Sean zipped himself up, turned around, and took a running start at an oak tree. It was an incredible thing to watch: six feet away from the oak he leapt up and forward, bounced off the bark upward to the spot where two large branches split from the trunk, pushed off them like he was weightless, landed on the branch stretching toward the balcony, ran along it until it thinned, and crouched. The whole thing took less than two seconds.

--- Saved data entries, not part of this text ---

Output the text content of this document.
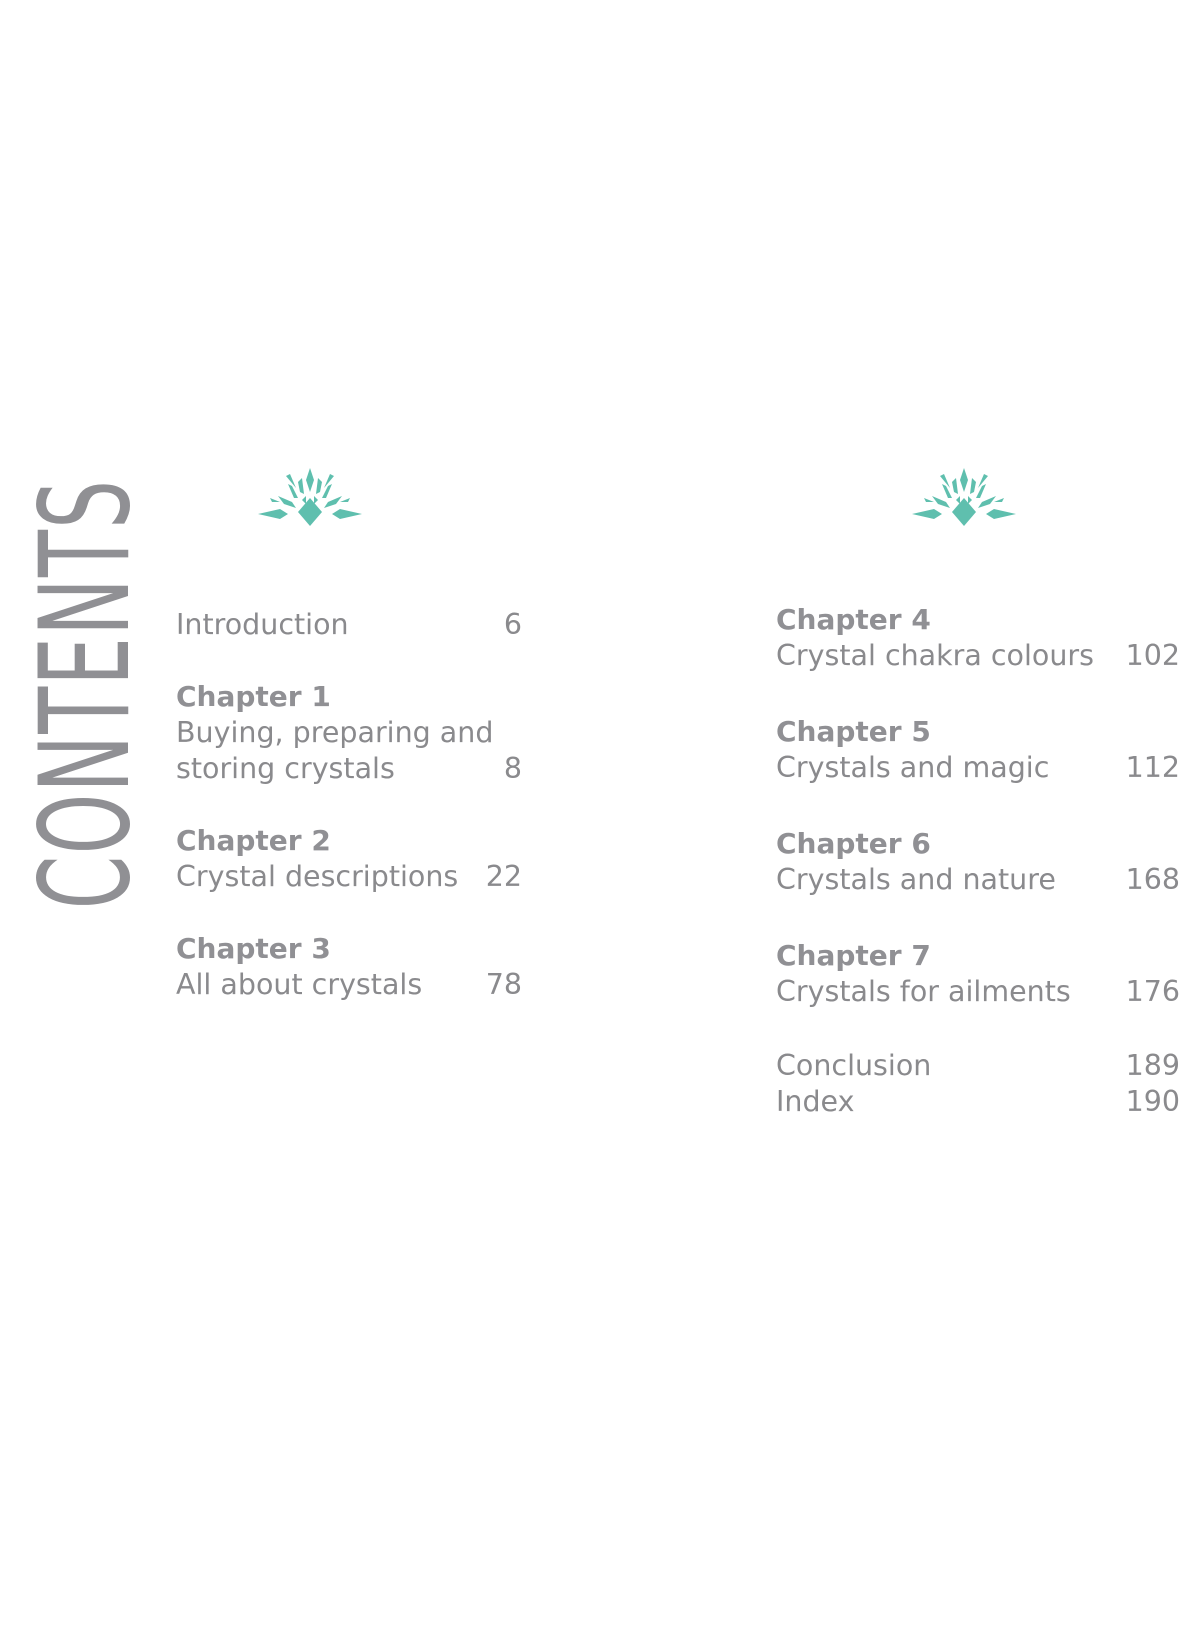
CONTENTS Introduction	6
Chapter 1
Buying, preparing and
storing crystals	8
Chapter 2
Crystal descriptions 22
Chapter 3
All about crystals	78
Chapter 4
Crystal chakra colours	102
Chapter 5
Crystals and magic	112
Chapter 6
Crystals and nature	168
Chapter 7
Crystals for ailments	176
Conclusion	189
Index	190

His eyes shone once with bright golden amber. His face had gained a dangerous sharpness, predatory and slightly feral. A shiver ran down my spine. No, not repressed. Not even a little bit.

A werewolf was bad news. Always. If I had met him on the street like this, I'd have started making soothing noises and thinking of exit strategies. But we were on my turf.

"That's not a dog," Sean said.

Beast let out a tiny snarl, astonished at the insult.

"She weighs what, about six, seven pounds? Now, I'm willing to concede that somewhere in the distant past one of her ancestors might have been a dog. But now she's an oversized chinchilla."

"First you insult my house, now you insult my dog." I leaned on my broom.

"She has little ponytails," Sean said, nodding at the two tiny ponytails above the Shih Tzu's eyes.

"Her fur gets in her eyes. She's due for a grooming."

"Aha." Sean tilted his head to the side. He seemed completely feral now. "You're asking me to take a dog with two ponytails seriously."

"I'm not asking you to do anything. I'm telling you: get off my property."